VDOT received verbal approval for the policy changes from the Federal Highway Administration earlier this week. A meeting that was scheduled to take place on Aug. 15, was canceled because federal approval had not yet been obtained. That meeting has now been rescheduled for Thursday, Aug. 22, at which time VDOT will present the new policies to the tenants.
"VDOT HAS adopted these policies which will benefit all residents of the Hunting Tower and Hunting Terrace apartment complexes,” said Renaldo “Nick” Nicholson, VDOT’s Woodrow Wilson replacement bridge project manager.
“With these actions, VDOT hopes to start anew in its relationship with residents by making tangible adjustments in their rents, ensure there is rent equity between longer-term and new tenants, and reflect the reality that construction has an impact on the livability of the complex.”
According to a fact sheet that was prepared by VDOT, rents will be rolled back to the level at which they existed when VDOT purchased the properties in November 2001.
Tenants whose rent has increased since that time will receive refunds of amounts that were paid above and beyond this level between December 2001 and August 2002. Rents will also be capped at the December 1, 2001, level until the first quarter of 2005, at which time the situation will be reassessed.
TO ADDRESS rent equity, VDOT will reduce long-term tenants’ rents by the amount of the incentive that is, or was being offered to new tenants.
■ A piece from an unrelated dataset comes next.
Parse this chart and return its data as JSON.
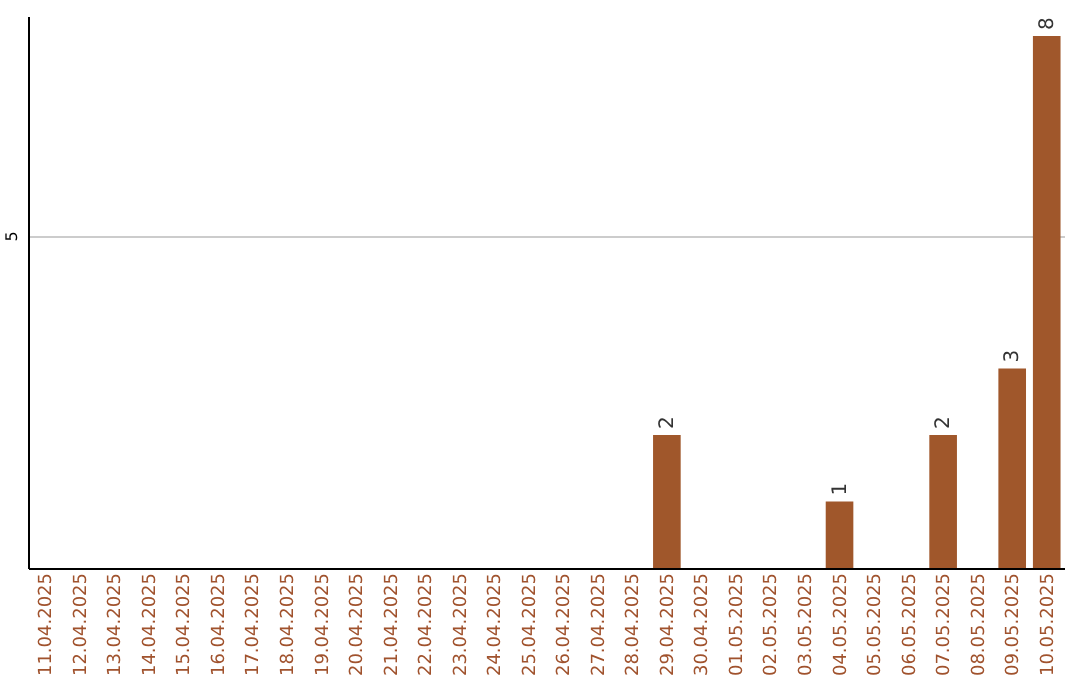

This will apply to types of apartments where vacancy rates have been particularly high. This will be offered only to tenants who are willing to sign new one-year leases and a waiver acknowledging that the buildings are part of an ongoing construction project.
Ardith Dentzer is the president of the Hunting Towers Hunting Terrace Tenants Association. The group has worked with VDOT concerning these issues since April.
“I have not had an opportunity to study these policy changes adequately, so it is a little hard for me to comment,” Dentzer said. “However, my initial reaction is that I am very glad that VDOT is willing to make these changes, but I don’t think they go far enough. Those whose rents were increased in October 2001, for example, will not reap the benefits of the rent rollback to November.
"Also, the issue of rent equity is still not resolved in my mind. I have a number of long-term tenants who are paying a lot more than new tenants because Kay Management raised the rents so precipitously before VDOT bought the property. That still needs to be addressed.”
DENTZER WAS TO HAVE MET with her executive board before the Aug. 22 meeting to discuss the changes. “I feel really caught betwixt and between,” Dentzer said. “On the one hand, I understand the state’s precarious economic position and don’t want to add to the problem. On the other hand, the tenants here are suffering economically, as well. Perhaps if VDOT took away some of the layers of management of the buildings, they could pass on more of that savings to us.
"We have three landlords – VDOT, Potomac Crossing and Kay Management, all of whom are being paid out of taxpayer dollars. There are too many hands in the pot, and it certainly isn’t making the buildings better.”
City officials who have been advocating for these changes had also not seen the new policies.
“I heard that the Federal Highway Administration had approved the changes but haven’t seen anything formal,” said Mayor Kerry J. Donley. He plans to attend the meeting on Thursday.